You've been practicing Glenn! Nice looking dinner!


----------



## john a (Jul 30, 2007)

Everything is lookin good, nice grill marks.


----------



## Diva Q (Jul 30, 2007)

Glenn,

That picture of those grill marks is nice enough to frame. What a great looking feast/


----------



## surfinsapo (Jul 30, 2007)

*That smells good from here Glen...Good Job!!!* [smilie=a_goodjob.gif]


----------



## Puff1 (Jul 30, 2007)

Awesome grill marks!
Nice job!


----------



## Cliff H. (Jul 30, 2007)

I don't know what to say. [smilie=a_goodjob.gif]


----------



## john pen (Jul 30, 2007)

Glenn, what are the Imperials you spoke of ? I just happen to have a lb or so of king crab meat I need to use in the next day or so...

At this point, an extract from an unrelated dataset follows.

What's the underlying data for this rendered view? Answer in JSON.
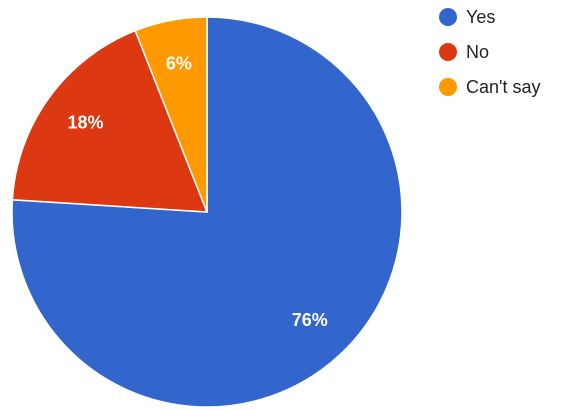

(Cappy, sorry if this has already been discussed in another thread.. :roll: )


----------



## 007bond-jb (Jul 30, 2007)

Beautiful Job Glenn, Crab imp. Looks like the crab au gratin we have down here.


----------



## LarryWolfe (Jul 30, 2007)

Glenn I'm glad to see you finally learned something from me!  Nice job!


----------